Dink was gunned down on Friday outside the offices of Agos ("Ploughed Furrow"), the weekly Turkish Armenian paper he edited in central Istanbul. "I have killed the infidel," his murderer was heard to shout.

Hrant Dink was the most prominent and controversial ethnic Armenian figure in Turkey. With some 60,000 people, the Armenians are the largest surviving Christian minority in the country, despite a systematic and brutal attempt to exterminate or expel the entire population in the dying days of the Ottoman Empire in what Dink and all other Armenians rightly insist was genocide.

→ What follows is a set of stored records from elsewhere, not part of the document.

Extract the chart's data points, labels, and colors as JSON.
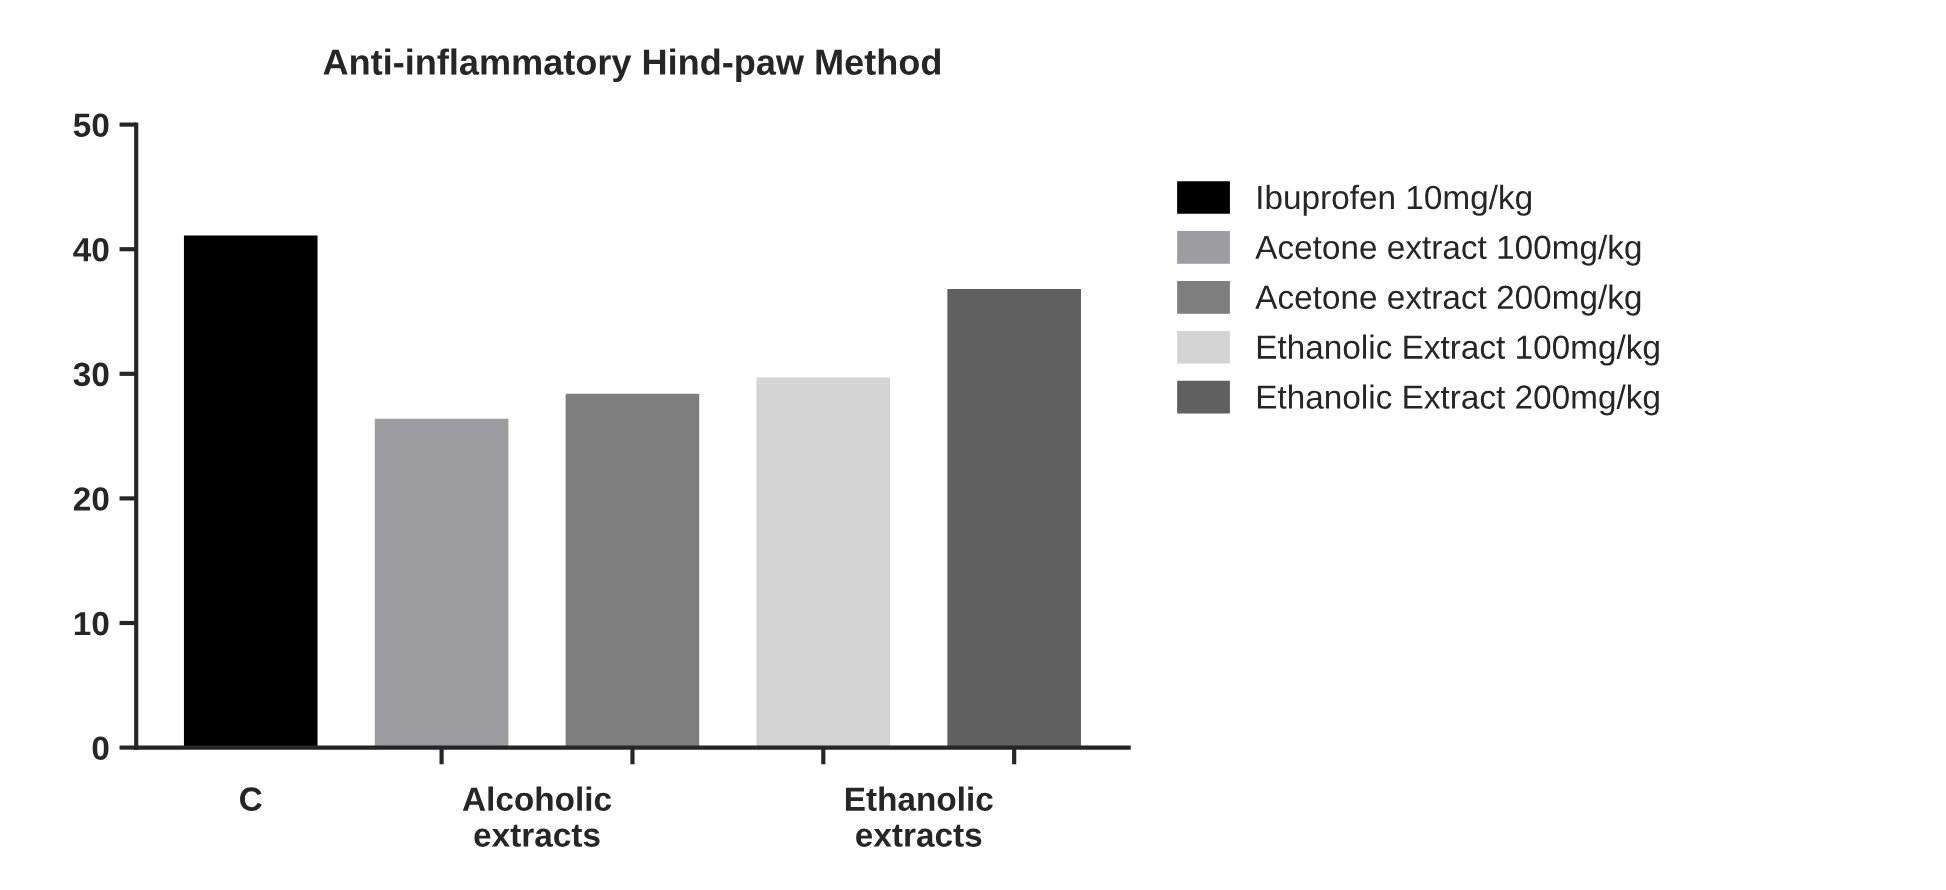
{
  "chart_data": {
    "type": "bar",
    "title": "Anti-inflammatory Hind-paw Method",
    "categories": [
      "C",
      "Alcoholic\nextracts",
      "Ethanolic\nextracts"
    ],
    "series": [
      {
        "name": "Ibuprofen 10mg/kg",
        "color": "#000000",
        "values": [
          41.1,
          null,
          null
        ]
      },
      {
        "name": "Acetone extract 100mg/kg",
        "color": "#9d9ca1",
        "values": [
          null,
          26.4,
          null
        ]
      },
      {
        "name": "Acetone extract 200mg/kg",
        "color": "#7e7e7e",
        "values": [
          null,
          28.4,
          null
        ]
      },
      {
        "name": "Ethanolic Extract 100mg/kg",
        "color": "#d4d4d4",
        "values": [
          null,
          null,
          29.7
        ]
      },
      {
        "name": "Ethanolic Extract 200mg/kg",
        "color": "#606060",
        "values": [
          null,
          null,
          36.8
        ]
      }
    ],
    "ylim": [
      0,
      50
    ],
    "yticks": [
      0,
      10,
      20,
      30,
      40,
      50
    ],
    "grid": false,
    "legend": "right"
  }
}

That successive Turkish governments have devoted massive resources to denying the genocide has poisoned relations between Turks and Armenians to this day. Yet Dink sought to overcome this legacy, arguing that the Turks of today are different from their Ottoman ancestors who conducted the killings. He also argued that Armenians around the world should no longer see relations with the Turks through the prism of the genocide. "Turkish-Armenian relations should be taken out of a 1915-metres-deep well," he argued.

But the Turkish authorities repeatedly tried to intimidate Dink into silence, closing the paper in 2001 and prosecuting him, but he was acquitted. Over the years he faced repeated trials, often under the notorious Article 301 of the Criminal Code which punishes "insulting Turkishness", on one occasion using deliberately twisted evidence.

Dink had a troubled childhood. One of a small number of surviving Armenian families in south-east Turkey in what had before the genocide been the heartland of Turkish Armenia, the Dink family disintegrated soon after Hrant's birth through his father's gambling. The young Dink was then cared for by his grandfather, the inspiration throughout his life. Even in primary school the boy objected to the mandatory daily recitation of the patriotic verse "I am a Turk, I am honest, I am hardworking", insisting that he was a Turkish citizen of Armenian origin.

When only seven, Dink and his brothers were sent to an Armenian orphanage in Istanbul, where he would meet his future wife. In his final year at an Armenian secondary school in the city he was expelled for his left-wing sympathies and finished his schooling at a Turkish school. In 1972 he legally changed his first name to Firak, which did not give away his ethnic Armenian origin in a highly nationalist country that refuses to embrace its many minorities.

Dink took a degree in zoology at Istanbul University, but failed to complete further studies in philosophy. He was occasionally jailed for his leftist activities. He and his wife then ran an Armenian youth camp, but after this he was subjugated to Education Ministry control he moved into journalism. For a decade he ran a bookshop with his brothers, steering clear of political activity.

In 1996 he founded Agos, which was published in Turkish and Armenian and came to have an influence beyond its circulation of 6,000. Run collegially, it had its offices in a converted flat that were always crowded and humming with debate. Dink paid particular attention to training young ethnic Armenian journalists, many of whom joined the mainstream Turkish media.

Not all in the Armenian community admired Dink's role as its unelected spokesperson. He was not devout and the Armenian patriarch often disagreed with his approach, preferring a quieter line.

But Dink was above all a figure in Turkish society as a whole, speaking up for democracy, human rights, free speech and the rights of oppressed groups, including women, Kurds and other ethnic minorities. A fluent Turkish-speaker (some say he was more eloquent in Turkish than Armenian), Dink was a popular interviewee, able to present difficult views directly and imaginatively without alienating his audience.

This made his conviction in October 2005 of "insulting Turkishness" and suspended six-month sentence particularly hard to bear. "When I first heard the verdict I found myself under the bitter pressure of my hope that I kept during all the months of the trial. I was stupefied," Dink recalled. "In my view, to humiliate people we live together with on the basis of ethnic or religious difference is called racism and this is something unforgivable."

Branding the verdict "a bad joke", he vowed to fight to clear his name. He cried as he spoke of it. "My only weapon is my sincerity."